All we know for sure is that the it wasn't a point and it was a hot, dense plasma. It MIGHT have been infinite in extent or it might have been finite but unbounded.

15. Jun 25, 2014

Yashbhatt

No. Now I remember reading that the big bang did not happen at a point. It was an overall expansion. And it was not infinitely dense but a lot denser compared to the current state of the universe.

16. Jun 25, 2014

phinds

Right.

Keep in mind also that the "big bang" really has two meanings. First, the big bang singularity, which we do not understand and second the big bang theory which describes what happened starting one Plank time (more or less) after the singularity. The BB theory does not explain everything completely but it is very solid in most ways.

17. Jun 25, 2014

Yashbhatt

What do we mean exactly by a singularity?
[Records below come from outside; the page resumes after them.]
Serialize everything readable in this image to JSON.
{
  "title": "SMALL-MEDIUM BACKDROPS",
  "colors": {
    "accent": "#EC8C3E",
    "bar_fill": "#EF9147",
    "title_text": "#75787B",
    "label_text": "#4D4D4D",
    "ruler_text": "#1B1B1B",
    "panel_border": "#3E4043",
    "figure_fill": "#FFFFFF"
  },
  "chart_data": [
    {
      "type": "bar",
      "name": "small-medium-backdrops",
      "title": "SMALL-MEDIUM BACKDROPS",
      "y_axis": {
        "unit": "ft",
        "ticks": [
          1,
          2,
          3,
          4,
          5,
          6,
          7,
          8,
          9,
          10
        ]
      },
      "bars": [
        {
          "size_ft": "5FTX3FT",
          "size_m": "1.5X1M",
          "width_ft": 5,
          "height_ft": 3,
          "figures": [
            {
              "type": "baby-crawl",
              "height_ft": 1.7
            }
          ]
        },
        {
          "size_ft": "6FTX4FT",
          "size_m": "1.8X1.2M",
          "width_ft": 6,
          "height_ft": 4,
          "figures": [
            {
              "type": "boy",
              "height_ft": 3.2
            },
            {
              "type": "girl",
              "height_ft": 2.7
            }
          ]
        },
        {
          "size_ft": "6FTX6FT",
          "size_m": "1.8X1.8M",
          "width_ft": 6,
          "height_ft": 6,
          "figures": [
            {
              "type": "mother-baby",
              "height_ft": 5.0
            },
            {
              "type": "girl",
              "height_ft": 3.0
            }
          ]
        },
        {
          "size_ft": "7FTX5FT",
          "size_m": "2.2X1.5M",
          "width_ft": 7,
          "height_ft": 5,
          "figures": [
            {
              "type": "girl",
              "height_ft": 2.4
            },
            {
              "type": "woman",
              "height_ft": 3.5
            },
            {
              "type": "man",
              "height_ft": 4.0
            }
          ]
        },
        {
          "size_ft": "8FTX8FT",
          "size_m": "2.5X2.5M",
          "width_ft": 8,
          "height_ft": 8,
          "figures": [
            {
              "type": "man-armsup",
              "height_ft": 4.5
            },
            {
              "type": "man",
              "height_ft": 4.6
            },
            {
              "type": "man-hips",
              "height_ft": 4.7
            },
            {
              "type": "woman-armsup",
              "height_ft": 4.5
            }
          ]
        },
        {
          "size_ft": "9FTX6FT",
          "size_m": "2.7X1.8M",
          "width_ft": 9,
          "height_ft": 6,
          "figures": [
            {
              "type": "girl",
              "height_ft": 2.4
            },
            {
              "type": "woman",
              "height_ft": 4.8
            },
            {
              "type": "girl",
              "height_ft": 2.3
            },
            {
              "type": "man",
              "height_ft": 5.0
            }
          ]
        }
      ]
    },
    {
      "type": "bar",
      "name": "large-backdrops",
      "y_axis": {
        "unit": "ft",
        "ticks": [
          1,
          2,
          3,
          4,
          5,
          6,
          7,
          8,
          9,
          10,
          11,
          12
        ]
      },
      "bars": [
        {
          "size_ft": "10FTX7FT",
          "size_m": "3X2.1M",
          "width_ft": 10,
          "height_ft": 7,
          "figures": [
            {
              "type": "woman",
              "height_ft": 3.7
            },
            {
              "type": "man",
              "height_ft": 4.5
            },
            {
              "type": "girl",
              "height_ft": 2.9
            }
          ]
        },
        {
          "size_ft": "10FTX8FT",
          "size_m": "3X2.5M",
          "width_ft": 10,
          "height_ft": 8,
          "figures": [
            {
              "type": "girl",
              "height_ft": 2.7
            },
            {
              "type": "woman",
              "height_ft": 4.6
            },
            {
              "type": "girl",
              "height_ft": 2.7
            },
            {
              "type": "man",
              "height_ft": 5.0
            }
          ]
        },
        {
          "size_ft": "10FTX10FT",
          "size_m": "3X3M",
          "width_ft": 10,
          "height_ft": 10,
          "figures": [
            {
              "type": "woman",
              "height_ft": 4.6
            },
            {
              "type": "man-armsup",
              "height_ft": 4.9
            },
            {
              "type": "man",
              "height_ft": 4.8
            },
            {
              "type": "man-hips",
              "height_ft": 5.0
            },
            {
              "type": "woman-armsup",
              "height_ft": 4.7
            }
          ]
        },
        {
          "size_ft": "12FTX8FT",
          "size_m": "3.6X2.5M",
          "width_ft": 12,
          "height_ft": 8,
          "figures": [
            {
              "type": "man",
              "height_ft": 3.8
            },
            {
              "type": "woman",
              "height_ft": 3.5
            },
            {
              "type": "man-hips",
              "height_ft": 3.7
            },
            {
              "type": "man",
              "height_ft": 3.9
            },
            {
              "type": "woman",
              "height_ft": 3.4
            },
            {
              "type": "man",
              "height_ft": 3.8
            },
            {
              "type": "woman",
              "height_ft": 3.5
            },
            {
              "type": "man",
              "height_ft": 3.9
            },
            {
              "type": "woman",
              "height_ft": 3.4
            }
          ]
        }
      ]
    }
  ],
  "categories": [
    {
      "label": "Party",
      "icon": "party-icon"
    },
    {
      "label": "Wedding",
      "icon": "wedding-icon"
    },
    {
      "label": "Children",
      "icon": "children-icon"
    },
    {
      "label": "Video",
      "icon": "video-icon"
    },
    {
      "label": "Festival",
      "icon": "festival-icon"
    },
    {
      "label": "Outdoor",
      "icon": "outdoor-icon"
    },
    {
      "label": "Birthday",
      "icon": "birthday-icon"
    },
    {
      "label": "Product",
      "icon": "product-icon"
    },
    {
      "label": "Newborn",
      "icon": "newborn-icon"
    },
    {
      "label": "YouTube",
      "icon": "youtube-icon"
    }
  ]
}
An extremely dense point or the point at which our theories break down?

18. Jun 25, 2014

phinds

No, just an extrapolation of the math that doesn't make sense ("theory breaks down"). I don't think it would be correct to say it is dense or a point or anything else other than that it is a place where the math of the theory gives a ridiculous result (that is, a result that we do not think could possibly represent physical reality).

19. Jun 25, 2014

OCR

... :thumbs:

20. Jun 26, 2014

Yashbhatt

Ok. Thanks for explaining.

21. Jul 8, 2014

AgentSmith

The universe is expanding because space itself is expanding.
Space itself is not expanding.

Pick your statement. There will be experts who will support either one.